Um documento de abril de 1974 tornado público recentemente pela Agência Central de Inteligência (CIA) dos Estados Unidos dá conta que o general Ernesto Geisel, presidente do país entre 1974 e 1979 durante a ditadura militar, tinha conhecimento e mesmo autorizava o assassinato de opositores do regime. O documento foi endereçado ao ex-Secretário de Estado, Henry Kissinger, pelo Diretor da CIA, William Colby e divulgado por um pesquisador da Fundação Getúlio Vargas (FGV), Matias Spektor.
O relato trata de uma reunião entre Geisel, João Batista Figueiredo, então chefe do Serviço Nacional de Informações (SNI), e os generais Milton Tavares de Souza e Confúcio Danton de Paula Avelino, ambos na ocasião no Centro de Inteligência do Exército (CIE). Durante a conversa o general Milton defendeu o emprego de assassinatos como meio de combate a “subversivos perigosos” e ainda acrescentou que no ano anterior 103 pessoas foram assassinadas pelo CIE. É ainda mencionado que as execuções deveriam ser aprovadas pelo general João Figueiredo, presidente no período seguinte.

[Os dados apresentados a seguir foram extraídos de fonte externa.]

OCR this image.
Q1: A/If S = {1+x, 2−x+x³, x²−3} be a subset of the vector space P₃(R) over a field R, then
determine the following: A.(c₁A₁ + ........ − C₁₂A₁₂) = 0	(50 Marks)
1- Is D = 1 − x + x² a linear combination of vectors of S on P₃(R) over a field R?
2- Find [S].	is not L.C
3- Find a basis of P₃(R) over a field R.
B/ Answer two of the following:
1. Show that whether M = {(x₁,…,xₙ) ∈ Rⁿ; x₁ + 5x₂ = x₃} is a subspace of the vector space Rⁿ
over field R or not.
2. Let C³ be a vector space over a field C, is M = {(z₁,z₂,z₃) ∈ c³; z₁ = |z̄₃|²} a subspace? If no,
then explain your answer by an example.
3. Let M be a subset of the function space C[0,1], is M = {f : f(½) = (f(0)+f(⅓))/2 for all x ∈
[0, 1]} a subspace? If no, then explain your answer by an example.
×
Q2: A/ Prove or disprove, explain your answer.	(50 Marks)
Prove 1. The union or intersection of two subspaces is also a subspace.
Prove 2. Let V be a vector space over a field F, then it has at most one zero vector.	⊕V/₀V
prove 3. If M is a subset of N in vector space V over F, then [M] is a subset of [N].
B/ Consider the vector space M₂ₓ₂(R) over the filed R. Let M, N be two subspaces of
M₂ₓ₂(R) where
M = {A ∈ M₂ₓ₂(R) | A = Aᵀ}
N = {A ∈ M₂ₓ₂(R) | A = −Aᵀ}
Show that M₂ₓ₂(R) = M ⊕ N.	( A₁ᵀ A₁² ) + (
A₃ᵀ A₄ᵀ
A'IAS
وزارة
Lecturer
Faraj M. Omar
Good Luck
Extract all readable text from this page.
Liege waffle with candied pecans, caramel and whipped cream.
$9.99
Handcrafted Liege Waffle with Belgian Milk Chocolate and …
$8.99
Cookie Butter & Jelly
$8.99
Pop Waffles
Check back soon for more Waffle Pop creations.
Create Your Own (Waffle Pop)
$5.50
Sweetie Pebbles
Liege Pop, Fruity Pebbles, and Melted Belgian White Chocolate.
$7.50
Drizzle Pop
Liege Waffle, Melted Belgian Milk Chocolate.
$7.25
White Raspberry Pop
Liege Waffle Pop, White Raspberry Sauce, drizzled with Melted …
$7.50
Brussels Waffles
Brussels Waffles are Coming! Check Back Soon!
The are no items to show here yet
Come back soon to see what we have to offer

Mesmo para os que possuem um conhecimento superficial da história da ditadura militar que esteve no poder no Brasil entre 1964 e 1985 o documento da CIA não contém nenhuma surpresa. Os assassinatos políticos se tornaram rotina desde o primeiro momento em que aquele regime golpista foi instalado e não havia quem não temesse, mesmo os que não tinham envolvimento político, se ver nas mãos dos órgãos encarregados da repressão política. Dada a disseminação e notoriedade geral dos atos de barbárie que ocorriam naquela época mostra-se impossível que eles não fossem do conhecimento dos mais altos escalões militares e assim não contassem com sua aprovação, pelo menos tácita.
A revelação de um episódio concreto pelo memorando da CIA vem como uma oportunidade de reavivar a lembrança do horror que se disseminou pelo país naquele período. A falsa transição democrática, o esquecimento dos crimes ocorridos naquela época, um ensino (de história) lamentável, o desleixo da esquerda com o passado tem permitido que lentamente a história venha sendo reescrita. Em geral aqueles nascidos após o regime militar não sabem o que ocorreu naquele período e são presas fáceis de um revisionismo tosco que tenta apresentar o período do regime militar como livre de corrupção e procuram sem constrangimento diminuir o número de suas vítimas. No momento atual os defensores da ditadura militar, sejam os sinceros sejam os inocentes úteis, não mais se sentem constrangidos em defendê-la e mesmo fazem frequentes ameaças de novamente assaltar o poder.
Embora a publicização de documentos secretos seja praxe do governo estadunidense resta saber porque este caso específico ganhou tanto destaque na imprensa corporativa neste momento.